Here’s where the macros come in. The implementations are different, but they are regularly different, but not abstractable due to limitations which ultimately boil down to Haskell’s type system (no partial records). We define a macro to define an accessor for us:

#define ACCESSOR(NAME) \
NAME = Accessor { readVal = fmap _ ## NAME get \
                , writeVal = \n -> get >>= \s -> put $ s { _ ## NAME = n } \

Wow, that’s ugly. Fortunately it’s the last of the ugly we will see. For non Haskellers… I’m not going to explain that in detail. Suffice to say that it defines an Accessor object called NAME which does the right thing. It assumes that the element in our state being referenced is called NAME with an underscore prepended.

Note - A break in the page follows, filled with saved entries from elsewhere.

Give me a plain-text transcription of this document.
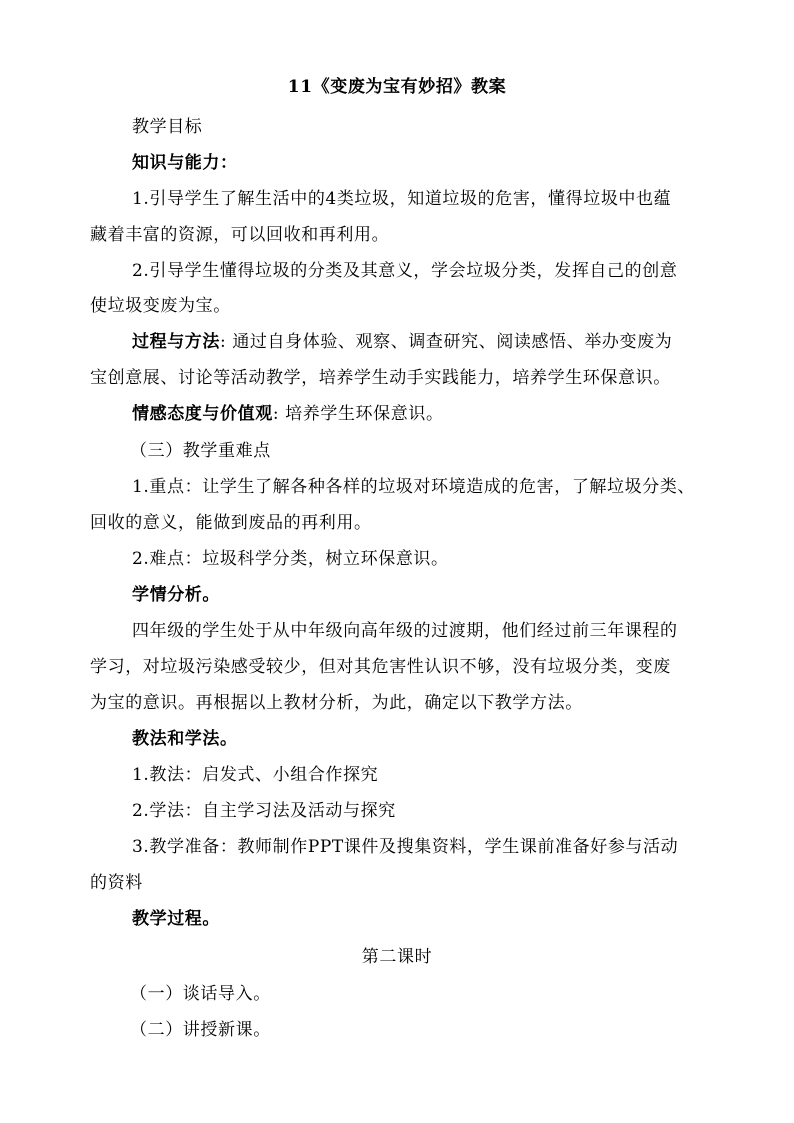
11《变废为宝有妙招》教案
教学目标
知识与能力：
1.引导学生了解生活中的4类垃圾，知道垃圾的危害，懂得垃圾中也蕴
藏着丰富的资源，可以回收和再利用。
2.引导学生懂得垃圾的分类及其意义，学会垃圾分类，发挥自己的创意
使垃圾变废为宝。
过程与方法: 通过自身体验、观察、调查研究、阅读感悟、举办变废为
宝创意展、讨论等活动教学，培养学生动手实践能力，培养学生环保意识。
情感态度与价值观: 培养学生环保意识。
（三）教学重难点
1.重点：让学生了解各种各样的垃圾对环境造成的危害，了解垃圾分类、
回收的意义，能做到废品的再利用。
2.难点：垃圾科学分类，树立环保意识。
学情分析。
四年级的学生处于从中年级向高年级的过渡期，他们经过前三年课程的
学习，对垃圾污染感受较少，但对其危害性认识不够，没有垃圾分类，变废
为宝的意识。再根据以上教材分析，为此，确定以下教学方法。
教法和学法。
1.教法：启发式、小组合作探究
2.学法：自主学习法及活动与探究
3.教学准备：教师制作PPT课件及搜集资料，学生课前准备好参与活动
的资料
教学过程。
第二课时
（一）谈话导入。
（二）讲授新课。
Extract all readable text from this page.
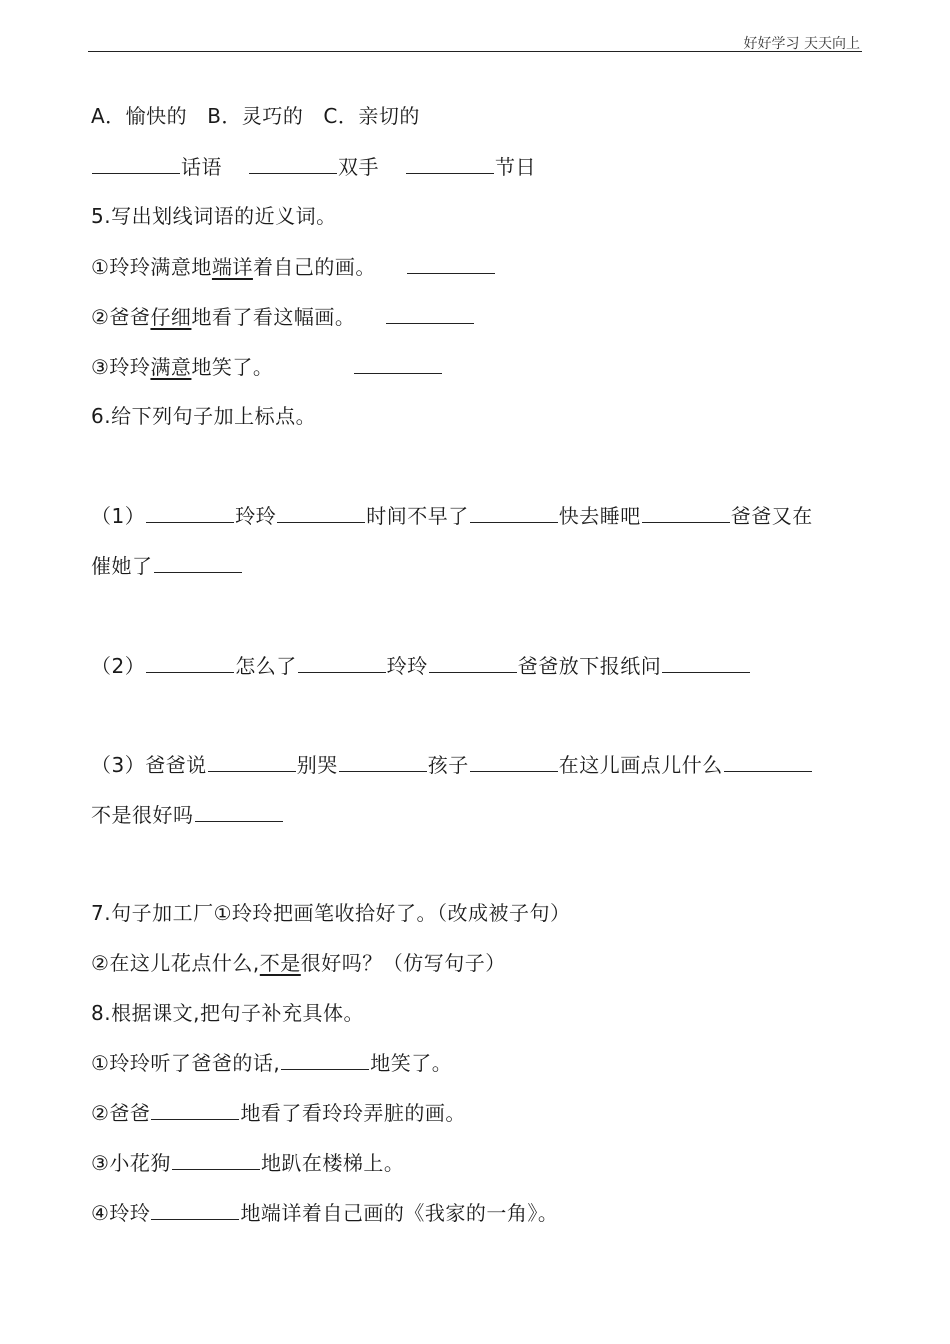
好好学习 天天向上
A．愉快的 B．灵巧的 C．亲切的
话语	双手	节日
5.写出划线词语的近义词。
①玲玲满意地端详着自己的画。
②爸爸仔细地看了看这幅画。
③玲玲满意地笑了。
6.给下列句子加上标点。
（1）	玲玲	时间不早了	快去睡吧	爸爸又在
催她了
（2）	怎么了	玲玲	爸爸放下报纸问
（3）爸爸说	别哭	孩子	在这儿画点儿什么
不是很好吗
7.句子加工厂①玲玲把画笔收拾好了。（改成被子句）
②在这儿花点什么,不是很好吗？（仿写句子）
8.根据课文,把句子补充具体。
①玲玲听了爸爸的话,	地笑了。
②爸爸	地看了看玲玲弄脏的画。
③小花狗	地趴在楼梯上。
④玲玲	地端详着自己画的《我家的一角》。
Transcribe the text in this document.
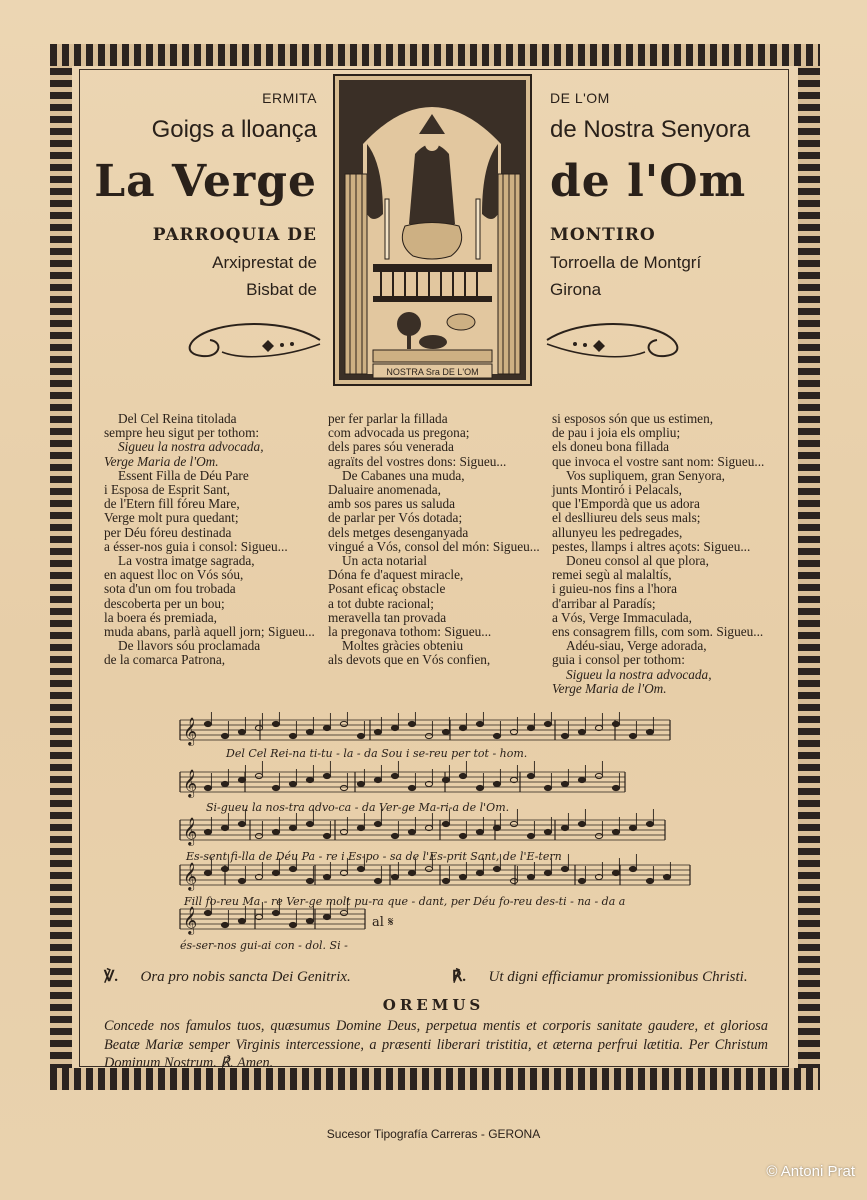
ERMITA
Goigs a lloança
La Verge
PARROQUIA DE
Arxiprestat de
Bisbat de
DE L'OM
de Nostra Senyora
de l'Om
MONTIRO
Torroella de Montgrí
Girona
NOSTRA Sra DE L'OM
Del Cel Reina titolada
sempre heu sigut per tothom:
Sigueu la nostra advocada,
Verge Maria de l'Om.
Essent Filla de Déu Pare
i Esposa de Esprit Sant,
de l'Etern fill fóreu Mare,
Verge molt pura quedant;
per Déu fóreu destinada
a ésser-nos guia i consol: Sigueu...
La vostra imatge sagrada,
en aquest lloc on Vós sóu,
sota d'un om fou trobada
descoberta per un bou;
la boera és premiada,
muda abans, parlà aquell jorn; Sigueu...
De llavors sóu proclamada
de la comarca Patrona,
per fer parlar la fillada
com advocada us pregona;
dels pares sóu venerada
agraïts del vostres dons: Sigueu...
De Cabanes una muda,
Daluaire anomenada,
amb sos pares us saluda
de parlar per Vós dotada;
dels metges desenganyada
vingué a Vós, consol del món: Sigueu...
Un acta notarial
Dóna fe d'aquest miracle,
Posant eficaç obstacle
a tot dubte racional;
meravella tan provada
la pregonava tothom: Sigueu...
Moltes gràcies obteniu
als devots que en Vós confien,
si esposos són que us estimen,
de pau i joia els ompliu;
els doneu bona fillada
que invoca el vostre sant nom: Sigueu...
Vos supliquem, gran Senyora,
junts Montiró i Pelacals,
que l'Empordà que us adora
el deslliureu dels seus mals;
allunyeu les pedregades,
pestes, llamps i altres açots: Sigueu...
Doneu consol al que plora,
remei segù al malaltís,
i guieu-nos fins a l'hora
d'arribar al Paradís;
a Vós, Verge Immaculada,
ens consagrem fills, com som. Sigueu...
Adéu-siau, Verge adorada,
guia i consol per tothom:
Sigueu la nostra advocada,
Verge Maria de l'Om.
𝄞
𝄞
𝄞
𝄞
𝄞
Del Cel Rei-na ti-tu - la - da Sou i se-reu per tot - hom.
Si-gueu la nos-tra advo-ca - da Ver-ge Ma-ri-a de l'Om.
Es-sent fi-lla de Déu Pa - re i Es-po - sa de l'Es-prit Sant, de l'E-tern
Fill fo-reu Ma - re Ver-ge molt pu-ra que - dant, per Déu fo-reu des-ti - na - da a
és-ser-nos gui-ai con - dol. Si -
al 𝄋
℣. Ora pro nobis sancta Dei Genitrix.	℟. Ut digni efficiamur promissionibus Christi.
OREMUS
Concede nos famulos tuos, quæsumus Domine Deus, perpetua mentis et corporis sanitate gaudere, et gloriosa Beatæ Mariæ semper Virginis intercessione, a præsenti liberari tristitia, et æterna perfrui lætitia. Per Christum Dominum Nostrum. ℟. Amen.
Sucesor Tipografía Carreras - GERONA
© Antoni Prat
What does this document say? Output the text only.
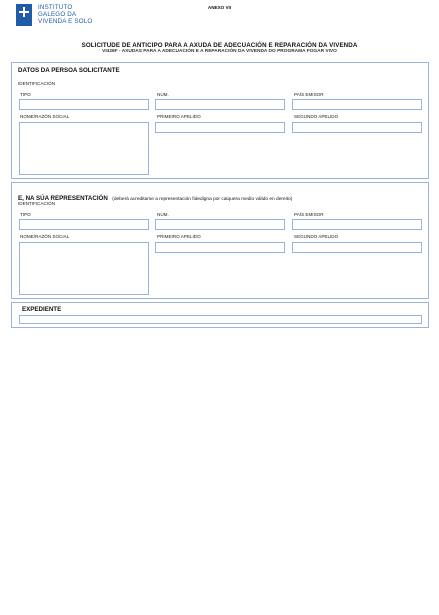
INSTITUTO
GALEGO DA
VIVENDA E SOLO
ANEXO VII
SOLICITUDE DE ANTICIPO PARA A AXUDA DE ADECUACIÓN E REPARACIÓN DA VIVENDA
VI426F - AXUDAS PARA A ADECUACIÓN E A REPARACIÓN DA VIVENDA DO PROGRAMA FOGAR VIVO
DATOS DA PERSOA SOLICITANTE
IDENTIFICACIÓN
TIPO	NÚM.	PAÍS EMISOR
NOME/RAZÓN SOCIAL	PRIMEIRO APELIDO	SEGUNDO APELIDO
E, NA SÚA REPRESENTACIÓN (deberá acreditarse a representación fidedigna por calquera medio válido en dereito)
IDENTIFICACIÓN
TIPO	NÚM.	PAÍS EMISOR
NOME/RAZÓN SOCIAL	PRIMEIRO APELIDO	SEGUNDO APELIDO
EXPEDIENTE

Now we define a few accessors:


And now we can start defining some familiar procedural operations, like := (which we must spell =: because operators that start with a colon have a special meaning) and +=.

a =: x  =  writeVal a x

a += x  = do
    a_ <- readVal a   -- I would have called it a', but the C preprocessor doesn't like that
    a =: (a_ + x)

a -= x  =  a += (-x)

-- etc. etc.

If we were making this into a library, we would probably define the precedences to be saner, so we wouldn’t have to, for example, parenthesize (a_ + x) above.

And then you can go on defining your game:

main :: IO ()
main = flip evalStateT (GameState 0 0 0) $ loop $ do
    liftIO $ putStr "Player 1, bid: "
    bid <- liftIO readLn
    p1bid =: bid
    -- ...
    cmp <- liftM2 compare (readVal p1bid) (readVal p2bid)
    case cmp of
        LT -> score -= 1
        EQ -> return ()
        GT -> score += 1

Which feels an awful lot nicer. For comparison, score -= 1 would otherwise have been written:

get >>= (s -> put $ s { _score = _score s - 1 })

It still ain’t perfect. I don’t like that I have to read values from the state into temporary variables (well, I don’t have to, but I do if I want anything to be near readable). There’s really no way around that, except for more preprocessing!… which I’m not going to do.